Life Keeps Moving
As I mentioned in my previous post, Been Gone For Too Long, there has been a lot of change in my life in the last two years. Have you ever went to bed one day and felt as if you finally had things the way you wanted, and then you wake up and your whole world is upside down? Well, that happened to me. My world was torn apart and I wasn’t sure what that meant for my career as an Elvis Tribute Artist (ETA).
Where It Began
If you’ve ever heard me talk about my story, you’ve heard me talk about my Grandma Linda. I can’t remember a time in my life when Elvis wasn’t involved. Grandma would play his CDs for me and taught me how to shake my legs like Elvis. My favorite memories are when she’d take me to a local donut shop and they would play Elvis on their stereo. They always offered me free donut holes if I would dance like Elvis for the other customers. That always made Grandma Linda light up. I think somehow she knew would I would one day become.
Years went by and our bond grew with our roots being planted in Elvis. We would sit around and listen to his music, watch his movies and concerts, and just talk about Elvis. I even began to call her Satnin, a nick name that Elvis had for his mother. The bond he had with his mother was exactly the same as the bond I had with Grandma Linda.
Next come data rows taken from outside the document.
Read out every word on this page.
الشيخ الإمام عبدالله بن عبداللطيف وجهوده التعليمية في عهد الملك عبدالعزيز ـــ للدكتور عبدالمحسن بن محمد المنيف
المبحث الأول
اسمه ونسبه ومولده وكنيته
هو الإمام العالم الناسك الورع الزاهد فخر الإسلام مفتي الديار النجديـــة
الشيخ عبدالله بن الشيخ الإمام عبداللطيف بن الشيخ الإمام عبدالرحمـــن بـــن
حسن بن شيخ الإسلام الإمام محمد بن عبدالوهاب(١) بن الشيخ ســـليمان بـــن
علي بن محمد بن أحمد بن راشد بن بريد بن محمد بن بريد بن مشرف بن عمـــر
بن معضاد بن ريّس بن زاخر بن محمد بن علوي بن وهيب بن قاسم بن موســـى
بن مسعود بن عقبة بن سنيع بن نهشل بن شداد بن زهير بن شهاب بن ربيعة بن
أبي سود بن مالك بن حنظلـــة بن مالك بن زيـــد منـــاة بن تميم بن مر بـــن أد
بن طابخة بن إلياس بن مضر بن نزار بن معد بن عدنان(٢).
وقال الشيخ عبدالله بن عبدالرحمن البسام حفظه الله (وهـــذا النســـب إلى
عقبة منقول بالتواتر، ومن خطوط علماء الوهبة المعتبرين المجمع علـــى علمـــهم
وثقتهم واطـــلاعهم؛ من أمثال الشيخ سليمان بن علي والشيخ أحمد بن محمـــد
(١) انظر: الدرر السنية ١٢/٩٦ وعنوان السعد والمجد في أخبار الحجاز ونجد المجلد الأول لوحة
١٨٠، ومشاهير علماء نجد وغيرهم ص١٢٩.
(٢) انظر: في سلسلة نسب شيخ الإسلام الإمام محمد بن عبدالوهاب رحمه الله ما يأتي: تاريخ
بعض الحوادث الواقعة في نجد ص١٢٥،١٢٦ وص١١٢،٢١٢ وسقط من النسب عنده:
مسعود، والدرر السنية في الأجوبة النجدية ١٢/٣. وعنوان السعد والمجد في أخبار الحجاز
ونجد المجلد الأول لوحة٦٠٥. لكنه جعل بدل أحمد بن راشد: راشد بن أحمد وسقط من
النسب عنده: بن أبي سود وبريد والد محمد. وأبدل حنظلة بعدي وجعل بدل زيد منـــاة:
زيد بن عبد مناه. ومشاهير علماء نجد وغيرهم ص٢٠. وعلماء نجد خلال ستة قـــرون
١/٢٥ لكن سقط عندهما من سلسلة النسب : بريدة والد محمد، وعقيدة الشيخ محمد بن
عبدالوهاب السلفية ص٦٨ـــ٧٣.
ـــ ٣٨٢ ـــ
(Miss Cellania – http://bit.ly/2diaLf8)
She encouraged me to use my acting and singing skills to pay tribute to Elvis. I decided to try it and the rest took off like wild fire. Grandma Linda was my best friend, I loved her so dearly.That’s what made saying goodbye so hard.
There Goes My Everything
Our family all knew her death would be coming soon, but I don’t think a single one of us were prepared for it. When her health really started to decline I had just gotten out of a relationship and felt pretty broken. At the same time, a girl who was my best friend for about five or six years had made her way back into my life and I knew something beautiful would blossom from that. So my emotions were all over the place, and now I was fixing to lose the woman who meant so much to me.
The minutes ticked by faster than they ever had before. I guess when you the see the hour glass running out, the sand seems to fall faster. Her breaths become shorter. You could see her heart working so hard to sustain life its vessel. I braced for the impact. Then it happened.
With her family surrounding her, she took her final breath. There was a stillness in the room… then the faint weeping. My mother kissed her on the forehead and told her mother goodbye. My best friend, my Grandma, my Satnin was gone.
I can level a little bit with how Elvis and his Father must have felt when his Mother passed. I know now what it’s like to wake up and have your life changed forever. I know how it must have felt for him. How do you continue doing what you love when the reason for it is gone?
(Stacey Regeline – Vintage Portraits – http://bit.ly/2dSVP6b)
Linda On My Mind
I can’t speak for Elvis; I can only speak for myself. I knew life was going to keep moving, so I had to do the same. I had to sing, even when I wanted to cry. I had to dance, when all I wanted to do was break down. I had to entertain, even though part of me had died. Now I do it all for her. Every leap of faith, every song, every time I shake my legs and people go wild… it’s all for her. It’s all for my Satnin.
(Me and Grandma Linda – 2014 Branson Elvis Festival. A dream come true for both of us.)